After a U.S. Congressional committee held a hearing critically examining U.S.-Azerbaijan relations, Azerbaijan's parliament responded with a retaliatory event of its own, accusing the U.S. of ignoring Baku's strategic cooperation with Washington.
On February 12, the House's Subcommittee on Europe, Eurasia, and Emerging Threats held a hearing, "Azerbaijan: U.S. Energy, Security, and Human Rights Interests." As expected, members of Congress and American experts on Azerbaijan criticized Baku for its accelerating crackdown on any opposing voices in the country, including the raid on and closure of the U.S. government-funded RFE/RL office.
Baku has been increasingly vocal in its criticism of the U.S., and this time took the step of organizing its own counter-hearing just two days later, "Energy and Security Cooperation: Partnership Based on Mutual Interests." Azerbaijani opposition website contact.az noted that government officials in Baku resent what they see as ingratitude for the contributions that they make to U.S. security interests:
The head of the Parliamentary Committee on Foreign Relations Samad Seyidov described relations between the two countries 'strategic partnership'. He further spoke about the support that Azerbaijan provides to Washington and how the US does not appreciate this.
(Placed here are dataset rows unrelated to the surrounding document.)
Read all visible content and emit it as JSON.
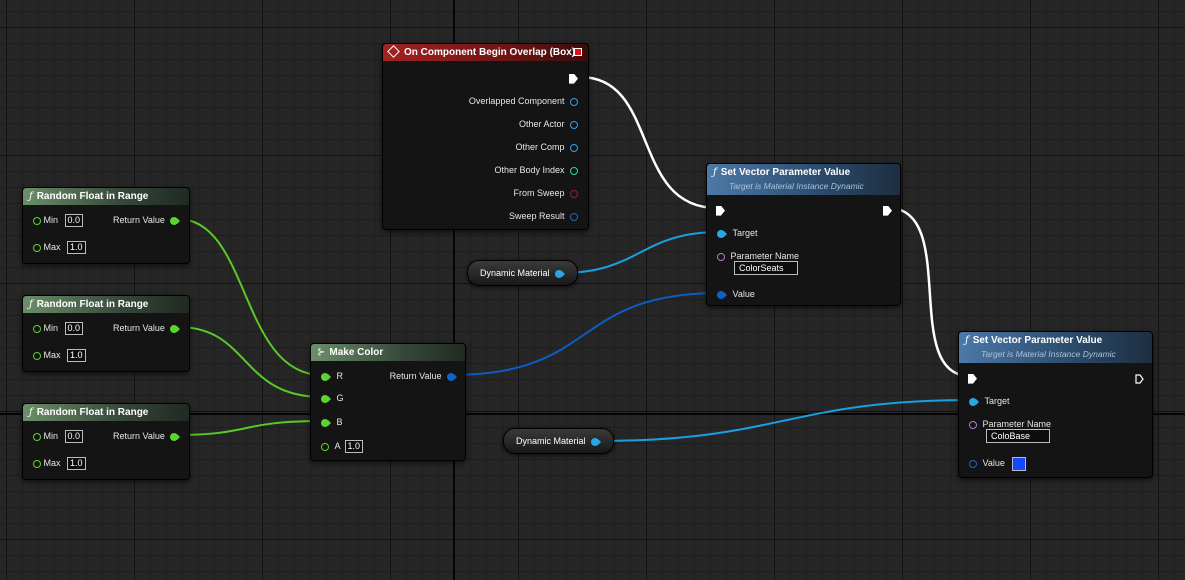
{
  "colors": {
    "exec_wire": "#ffffff",
    "float_wire": "#58c927",
    "object_wire": "#1aa0e0",
    "struct_wire": "#0c5cc4",
    "color_value": "#1248ff"
  },
  "random_float_nodes": [
    {
      "title": "Random Float in Range",
      "min_label": "Min",
      "min_value": "0.0",
      "max_label": "Max",
      "max_value": "1.0",
      "return_label": "Return Value"
    },
    {
      "title": "Random Float in Range",
      "min_label": "Min",
      "min_value": "0.0",
      "max_label": "Max",
      "max_value": "1.0",
      "return_label": "Return Value"
    },
    {
      "title": "Random Float in Range",
      "min_label": "Min",
      "min_value": "0.0",
      "max_label": "Max",
      "max_value": "1.0",
      "return_label": "Return Value"
    }
  ],
  "event_node": {
    "title": "On Component Begin Overlap (Box)",
    "pins": [
      "Overlapped Component",
      "Other Actor",
      "Other Comp",
      "Other Body Index",
      "From Sweep",
      "Sweep Result"
    ]
  },
  "make_color_node": {
    "title": "Make Color",
    "r_label": "R",
    "g_label": "G",
    "b_label": "B",
    "a_label": "A",
    "a_value": "1.0",
    "return_label": "Return Value"
  },
  "dynamic_material_1": {
    "label": "Dynamic Material"
  },
  "dynamic_material_2": {
    "label": "Dynamic Material"
  },
  "set_vector_1": {
    "title": "Set Vector Parameter Value",
    "subtitle": "Target is Material Instance Dynamic",
    "target_label": "Target",
    "param_label": "Parameter Name",
    "param_value": "ColorSeats",
    "value_label": "Value"
  },
  "set_vector_2": {
    "title": "Set Vector Parameter Value",
    "subtitle": "Target is Material Instance Dynamic",
    "target_label": "Target",
    "param_label": "Parameter Name",
    "param_value": "ColoBase",
    "value_label": "Value"
  }
}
Azerbaijan and the United States cooperate closely in combating international terrorism, through Azerbaijan there is transit for coalition forces in Afghanistan, the Azerbaijani servicemen are in the coalition, providing airport security in Kabul. In addition, Azerbaijan provides energy security of Western countries.
"Therefore, we expect a fair and adequate treatment from the United States, and especially in the Karabakh conflict," Seyidov said, alluding to the bias of the United States in this matter.
One of the witnesses at the Washington hearing, former ambassador to Baku Richard Kauzlarich, was also the subject of an ad hominem takedown in the Azerbaijani press, in which he was accused of being a "loser" with a "weakness for alcohol."
Interestingly, in none of Baku's criticisms of Washington's criticisms was there a defense of Azerbaijan's policies on human rights and dissent. The focus seemed to be solely on Azerbaijan's strategic interest to the U.S. and Washington's shortsightedness in not valuing that over human rights problems. Kauzlarich, that article noted, tries to make the case that Azerbaijan is becoming less important a partner for the U.S., "while officials from his government say the opposite." As long as they are important enough strategically, officials in Baku appear to be thinking, they can get away with whatever they want to do internally.